VR, as it stands, seems to be an extremely high end proposition. You either have to spend hundreds of dollars on a high end PC (and then another $600-$800 on getting either an Oculus Rift or an HTC Vive), or you spend $400 for a PS4 console (and then another $400 for the PlayStation VR), or you stick with the low end mobile solutions.
But Valve are hoping to change that- while their HTC Vive SteamVR solution is currently extremely demanding and high end, they are hoping to eventually have VR running on GPUs from 2012- in his advanced rendering talk at GDC, Valve’s Alex Vlachos discussed Valve’s plans to release a rendering plugin in the coming weeks for Unity. This would cause VR to be rendered more efficiently, and for GPUs from 2012 to theoretically be able to handle it.

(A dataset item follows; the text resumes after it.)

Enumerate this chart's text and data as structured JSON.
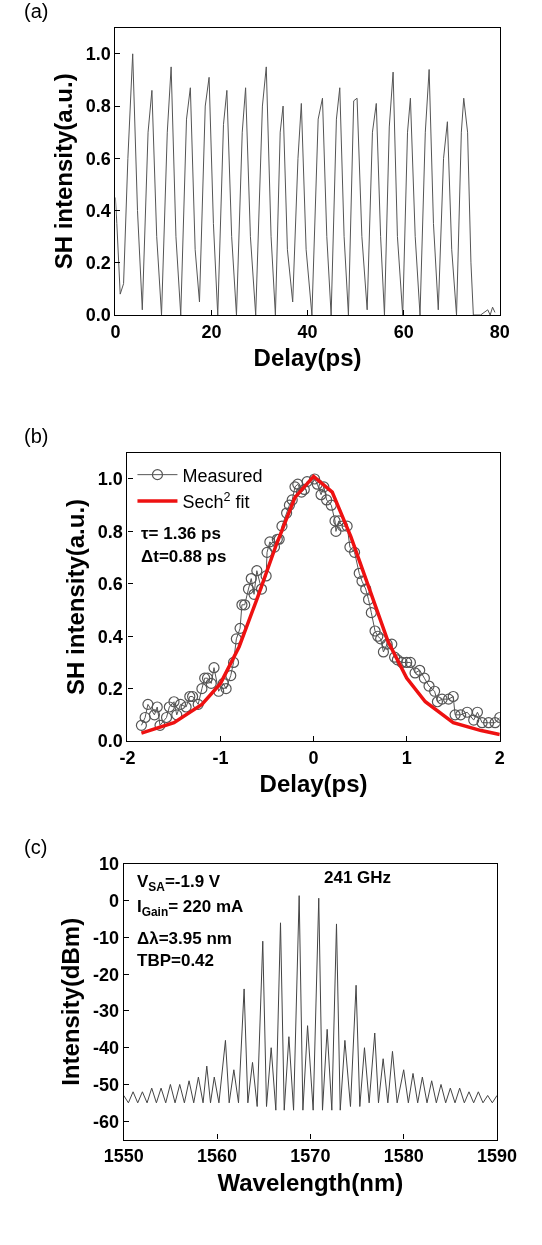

“As long as the GPU can hit 45 HZ we want for people to be able to run VR,” Vlachos said to UploadVR after the talk. “We’ve said the recommended spec is a 970, same as Oculus, but we do want lesser GPUs to work. We’re trying to reduce the cost [of VR].”
Vlachos also discussed other ways that VR could be theoretically handled by a lower end configuration, including prioritizing images that appear directly in the center of vision, rather than at the periphery. He also mentioned that VR is in general not as dense an experience graphically as high end games are, meaning that more efficient rendering techniques should be able to make VR run on less powerful setups.
“I can run Aperture [a graphically rich Valve-built VR experience] on a 680 without dropping frames at a lower quality, and, for me, that’s enough of a proof of concept,” Vlachos said. “Most art we’re seeing in VR isn’t as dense as that. So we should be pretty good to go…everything should be able to support that low-end hardware. But we need the right safety nets in place.”
It sounds like Valve would really like to bring down the entry costs to VR- which, as they stand right now, are still prohibitively high for most people. Since they also seem to be offering the best and most complete VR solution, if they could make it more accessible to the mass market, it would be beneficial to the medium at large.